Müftü nikahı meselesinde illa taraf mı olacağız?

    0

    Müftülerin kıyacağı nikah konusu hükümet tarafından gündeme getirildi, yine her kesim kendi meşrebine göre tavır belirlemesi gerektiğini düşündü.

    Oysa güncel konumuz bu olmamalı. Uzun bir süreden sonra adalet paydası altında toplanma ihtimalimizin belirdiği bugünlerde önümüze konan yeni bir tuzağa kapılıveriyoruz. Toplumun ortaklaşmayı önemsemesi gereken bir zaman ve mekan diliminde hangi gerekçeyle olursa olsun ayrışmayı öğütleyecek seslere kulak asmaması gerekir. Bundan dolayı bu konunun tartışılmasının dahi bir yeni yanlış üreteceğini düşünüyorum.

    İnanılmaz adaletsizliklerin olduğu bir yerde bu konunun tartışma konusu olması bir haksızlıktır. Toplumda ne zaman adalet konusunda bir ortak adım ihtimali belirse ortak paydanın içine sokulacak bir çomak konusu bulunabiliyor. Bu bazen kürtaj konusu, bazen alkollü içkilerin satışı konusu bazen de nikah konusu olabiliyor. Açlıktan ölmek üzere olan bir insana aksesuar sunmak gibi birşey bu.

    Bu tatlı bir yemdir, yemin peşinden gidenimizin bol olması oltayı atanın ağzını kulaklarına vardırıyor. Bu yasa tasarısının  gündem olması yıllar sonra yakaladığımız büyük ortak adalet paydası ihtimalinin suya düşmesi demektir. Çünkü bu memlekette bu tür hassas konuların tartışılmasının akıbeti bellidir, keskin bir kutuplaşma ve tüm kazanımların iptali…

    Eğer “bu konuları illa tartışmak istiyoruz” deniyorsa mümkün olduğu kadar dili sivrileştirmemeyi başarmak gerekir.

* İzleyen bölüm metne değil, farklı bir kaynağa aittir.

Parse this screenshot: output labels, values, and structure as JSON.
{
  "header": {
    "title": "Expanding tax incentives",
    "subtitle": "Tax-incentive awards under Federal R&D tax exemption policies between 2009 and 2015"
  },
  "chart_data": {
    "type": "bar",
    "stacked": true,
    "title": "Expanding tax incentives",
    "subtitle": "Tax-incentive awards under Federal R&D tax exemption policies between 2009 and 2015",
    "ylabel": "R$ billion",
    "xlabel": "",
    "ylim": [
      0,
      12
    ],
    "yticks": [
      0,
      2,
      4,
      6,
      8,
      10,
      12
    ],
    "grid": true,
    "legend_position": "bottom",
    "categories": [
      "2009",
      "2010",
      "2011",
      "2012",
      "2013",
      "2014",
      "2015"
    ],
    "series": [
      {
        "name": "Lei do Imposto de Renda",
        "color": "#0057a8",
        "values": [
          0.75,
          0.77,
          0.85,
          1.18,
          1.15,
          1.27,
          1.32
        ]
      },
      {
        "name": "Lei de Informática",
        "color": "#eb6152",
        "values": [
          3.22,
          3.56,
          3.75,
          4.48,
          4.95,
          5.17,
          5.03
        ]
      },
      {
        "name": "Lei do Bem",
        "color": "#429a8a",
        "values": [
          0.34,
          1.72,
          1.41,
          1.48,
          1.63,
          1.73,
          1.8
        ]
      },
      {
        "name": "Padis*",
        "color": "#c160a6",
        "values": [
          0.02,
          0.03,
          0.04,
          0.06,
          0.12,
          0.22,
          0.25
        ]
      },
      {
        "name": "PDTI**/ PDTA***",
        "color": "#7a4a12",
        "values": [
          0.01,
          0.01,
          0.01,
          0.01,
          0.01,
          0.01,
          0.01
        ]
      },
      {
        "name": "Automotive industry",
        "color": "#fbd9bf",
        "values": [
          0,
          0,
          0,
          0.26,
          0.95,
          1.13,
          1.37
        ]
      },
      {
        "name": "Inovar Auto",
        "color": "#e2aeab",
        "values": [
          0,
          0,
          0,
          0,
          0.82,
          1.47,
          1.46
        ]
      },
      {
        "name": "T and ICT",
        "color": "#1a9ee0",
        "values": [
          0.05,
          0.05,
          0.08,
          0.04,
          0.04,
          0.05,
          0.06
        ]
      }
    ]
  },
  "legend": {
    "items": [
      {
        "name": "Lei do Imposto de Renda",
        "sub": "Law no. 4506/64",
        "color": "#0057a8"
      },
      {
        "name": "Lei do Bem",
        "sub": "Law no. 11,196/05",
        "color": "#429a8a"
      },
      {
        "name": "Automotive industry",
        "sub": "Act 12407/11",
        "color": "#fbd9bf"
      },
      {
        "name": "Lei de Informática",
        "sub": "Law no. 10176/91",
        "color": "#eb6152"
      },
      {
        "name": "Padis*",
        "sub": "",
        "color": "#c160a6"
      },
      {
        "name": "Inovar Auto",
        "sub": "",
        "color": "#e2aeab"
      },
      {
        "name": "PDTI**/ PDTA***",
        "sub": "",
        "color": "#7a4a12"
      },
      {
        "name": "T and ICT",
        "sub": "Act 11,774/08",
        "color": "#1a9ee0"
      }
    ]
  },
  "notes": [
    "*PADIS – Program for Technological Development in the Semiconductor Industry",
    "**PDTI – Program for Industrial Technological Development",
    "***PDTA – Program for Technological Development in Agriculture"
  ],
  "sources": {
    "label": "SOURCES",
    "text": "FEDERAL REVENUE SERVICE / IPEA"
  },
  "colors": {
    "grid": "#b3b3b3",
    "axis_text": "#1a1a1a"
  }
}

    Adalet konusu bu ülkenin en büyük konusudur. Bu alanda 100 yıl sonra minik adımlar atılmaya başlanmışsa bunları yeterli görmek büyük hatadır. Ne kadar gayret edilse az olacak gayret konusu budur sanırım. Adalet üzerine birçok kurultay, çalıştay, halk toplantısı yapılmalıdır.Yeni metinler yazılmalı, tartışmalı konuları tekrar masaya yatırmalıyız. Bunu yapmak yerine basit tuzaklara kapılmak ise adeta ayağımıza sıkmaktır.